Спустившись в ущелье, я двинулся по нему с замиранием сердца и сильным головокружением. Дойдя до конца ущелья, я вышел на широкий уступ, который содрогался от непрестанного натиска моря. Вся эта часть острова была, вдобавок, подвержена резкой и постоянной тряске, и явно не по причине ударов океана. Страшась порывов ветра, я ухватился за скалу и увидел зрелище таинственной жути, мрачной дикости. Казалось, окрестности воплощали пролог «Гекубы» или же некую мрачную область дантовского «Ада». Три черных утеса в окружении невообразимого сочетания скал, скрюченных, как ведьмины пальцы, служили убежищем визгливым стаям скоп и бакланов, тюленям и моржам, лежавшим в нескольких саженях от них; к их крикам и вою море добавляло свой надменный голос, полный вспененного, буйного, но невнятного гнева, ярясь словно армия под развернутыми знаменами, атакующая сушу.

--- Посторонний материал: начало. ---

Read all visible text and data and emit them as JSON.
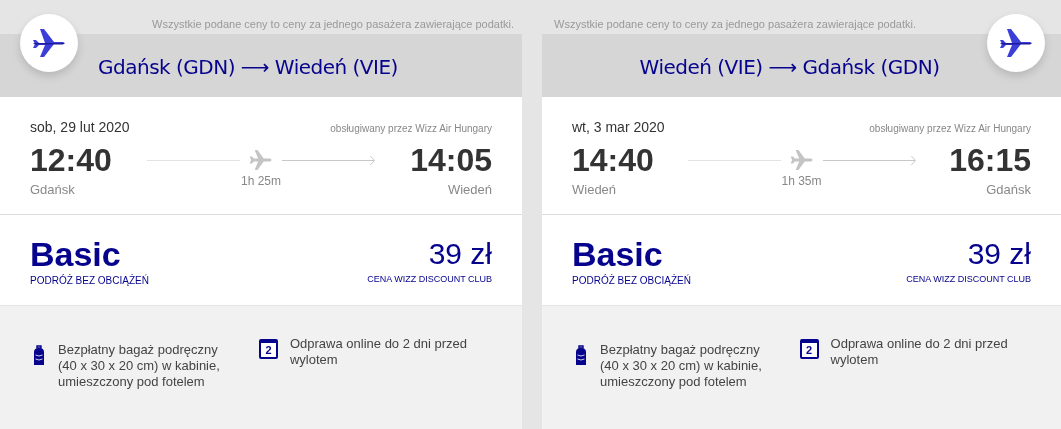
{
  "flights": [
    {
      "note": "Wszystkie podane ceny to ceny za jednego pasażera zawierające podatki.",
      "route_from": "Gdańsk (GDN)",
      "route_arrow": "⟶",
      "route_to": "Wiedeń (VIE)",
      "date": "sob, 29 lut 2020",
      "operator": "obsługiwany przez Wizz Air Hungary",
      "depart_time": "12:40",
      "depart_city": "Gdańsk",
      "duration": "1h 25m",
      "arrive_time": "14:05",
      "arrive_city": "Wiedeń",
      "fare": "Basic",
      "fare_subtitle": "PODRÓŻ BEZ OBCIĄŻEŃ",
      "price": "39 zł",
      "price_subtitle": "CENA WIZZ DISCOUNT CLUB",
      "features": [
        {
          "kind": "bag",
          "text": "Bezpłatny bagaż podręczny (40 x 30 x 20 cm) w kabinie, umieszczony pod fotelem"
        },
        {
          "kind": "calendar",
          "icon_text": "2",
          "text": "Odprawa online do 2 dni przed wylotem"
        }
      ]
    },
    {
      "note": "Wszystkie podane ceny to ceny za jednego pasażera zawierające podatki.",
      "route_from": "Wiedeń (VIE)",
      "route_arrow": "⟶",
      "route_to": "Gdańsk (GDN)",
      "date": "wt, 3 mar 2020",
      "operator": "obsługiwany przez Wizz Air Hungary",
      "depart_time": "14:40",
      "depart_city": "Wiedeń",
      "duration": "1h 35m",
      "arrive_time": "16:15",
      "arrive_city": "Gdańsk",
      "fare": "Basic",
      "fare_subtitle": "PODRÓŻ BEZ OBCIĄŻEŃ",
      "price": "39 zł",
      "price_subtitle": "CENA WIZZ DISCOUNT CLUB",
      "features": [
        {
          "kind": "bag",
          "text": "Bezpłatny bagaż podręczny (40 x 30 x 20 cm) w kabinie, umieszczony pod fotelem"
        },
        {
          "kind": "calendar",
          "icon_text": "2",
          "text": "Odprawa online do 2 dni przed wylotem"
        }
      ]
    }
  ]
}
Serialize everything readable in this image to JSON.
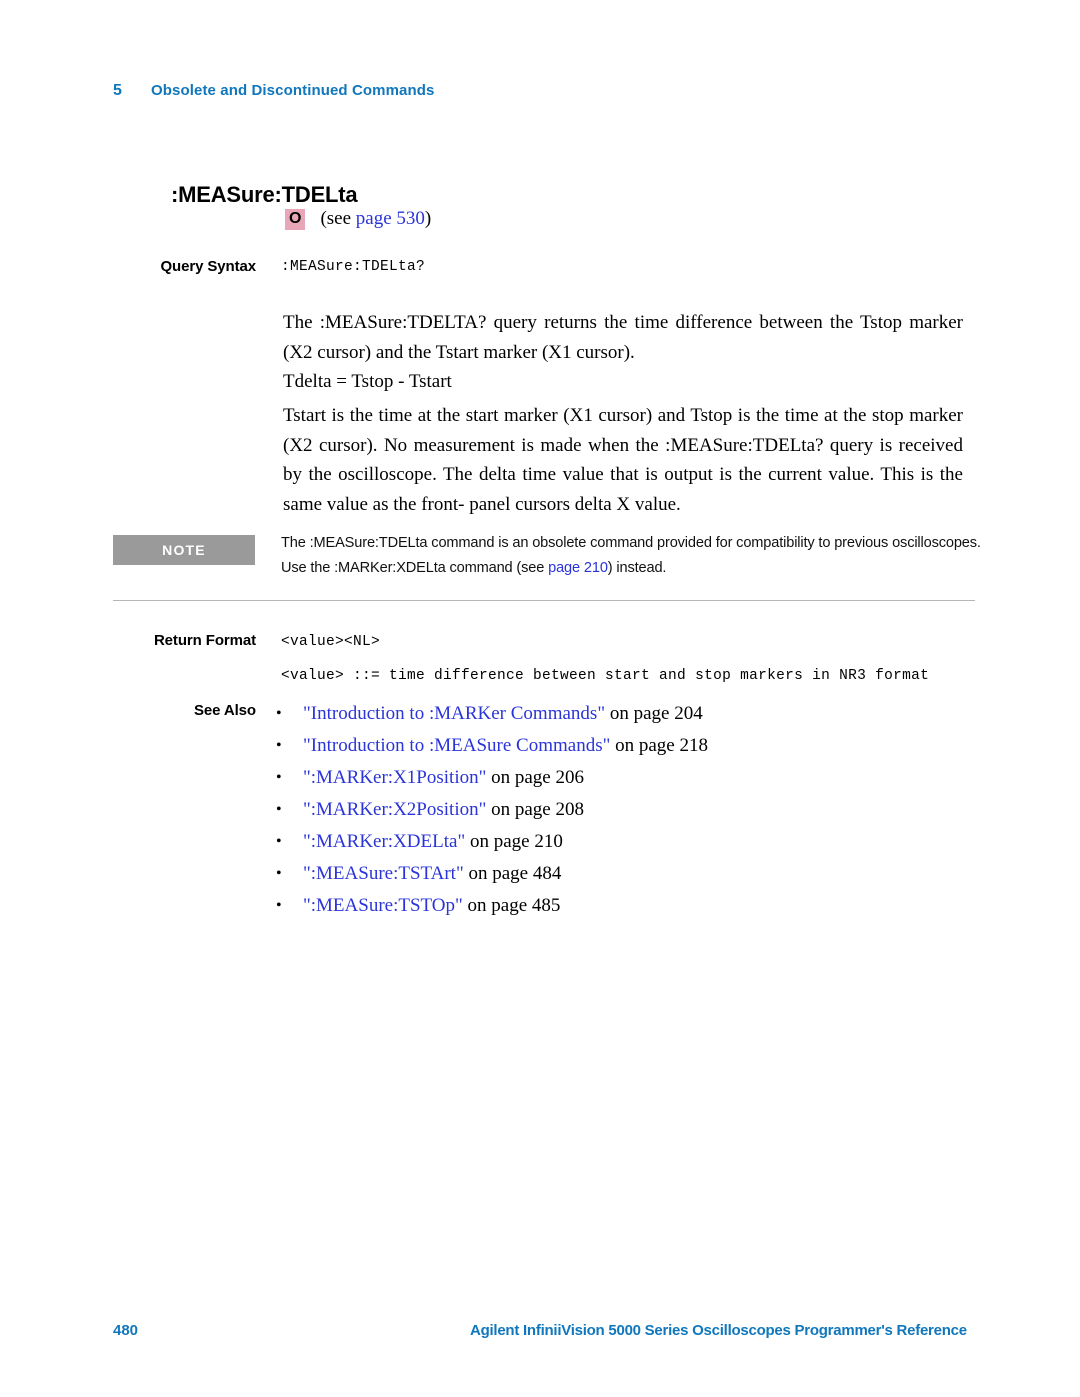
{
  "running_header": {
    "chapter_number": "5",
    "chapter_title": "Obsolete and Discontinued Commands"
  },
  "page_title": ":MEASure:TDELta",
  "obsolete_marker": {
    "badge": "O",
    "see_prefix": "(see ",
    "link_text": "page 530",
    "see_suffix": ")"
  },
  "sections": {
    "query_syntax": {
      "label": "Query Syntax",
      "code": ":MEASure:TDELta?"
    },
    "return_format": {
      "label": "Return Format",
      "code_line1": "<value><NL>",
      "code_line2": "<value> ::= time difference between start and stop markers in NR3 format"
    },
    "see_also": {
      "label": "See Also"
    }
  },
  "paragraphs": {
    "p1": "The :MEASure:TDELTA? query returns the time difference between the Tstop marker (X2 cursor) and the Tstart marker (X1 cursor).",
    "p2": "Tdelta = Tstop - Tstart",
    "p3": "Tstart is the time at the start marker (X1 cursor) and Tstop is the time at the stop marker (X2 cursor). No measurement is made when the :MEASure:TDELta? query is received by the oscilloscope. The delta time value that is output is the current value. This is the same value as the front- panel cursors delta X value."
  },
  "note": {
    "label": "NOTE",
    "text_before_link": "The :MEASure:TDELta command is an obsolete command provided for compatibility to previous oscilloscopes. Use the :MARKer:XDELta command (see ",
    "link_text": "page 210",
    "text_after_link": ") instead."
  },
  "see_also_items": [
    {
      "title": "\"Introduction to :MARKer Commands\"",
      "page": " on page 204"
    },
    {
      "title": "\"Introduction to :MEASure Commands\"",
      "page": " on page 218"
    },
    {
      "title": "\":MARKer:X1Position\"",
      "page": " on page 206"
    },
    {
      "title": "\":MARKer:X2Position\"",
      "page": " on page 208"
    },
    {
      "title": "\":MARKer:XDELta\"",
      "page": " on page 210"
    },
    {
      "title": "\":MEASure:TSTArt\"",
      "page": " on page 484"
    },
    {
      "title": "\":MEASure:TSTOp\"",
      "page": " on page 485"
    }
  ],
  "footer": {
    "page_number": "480",
    "title": "Agilent InfiniiVision 5000 Series Oscilloscopes Programmer's Reference"
  },
  "colors": {
    "brand_blue": "#1077BC",
    "link_blue": "#2A34D8",
    "note_gray": "#9A9A9A",
    "badge_pink": "#E8A7B8"
  }
}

Пошатываясь, я прошел немного влево, и вдруг передо мной открылся огромный амфитеатр, и взору моему предстала панорама ужаснувшего сердце величия, какого я не мог вообразить ранее и не могу вспомнить во всех подробностях сейчас.
Я сказал «огромный амфитеатр», однако он скорее имел очертания округлого готического (или норманнского) дверного проема. Пусть читатель вообразит подобный проем, около мили в ширину, только лежащий на земле; изогнутая часть его наиболее удалена от моря; вокруг идеально гладкая и ровная стена вздымается на высоту, достойную гнезда коршуна, а в глубине этих готических форм на всем их протяжении пусть разбиваются волны ревущего океана, торжествующе расточаясь в изумрудно-седой ярости — тогда и немое благоговение, испытываемое мною, и томительный ужас, и ощущение полета легко найдут у него понимание.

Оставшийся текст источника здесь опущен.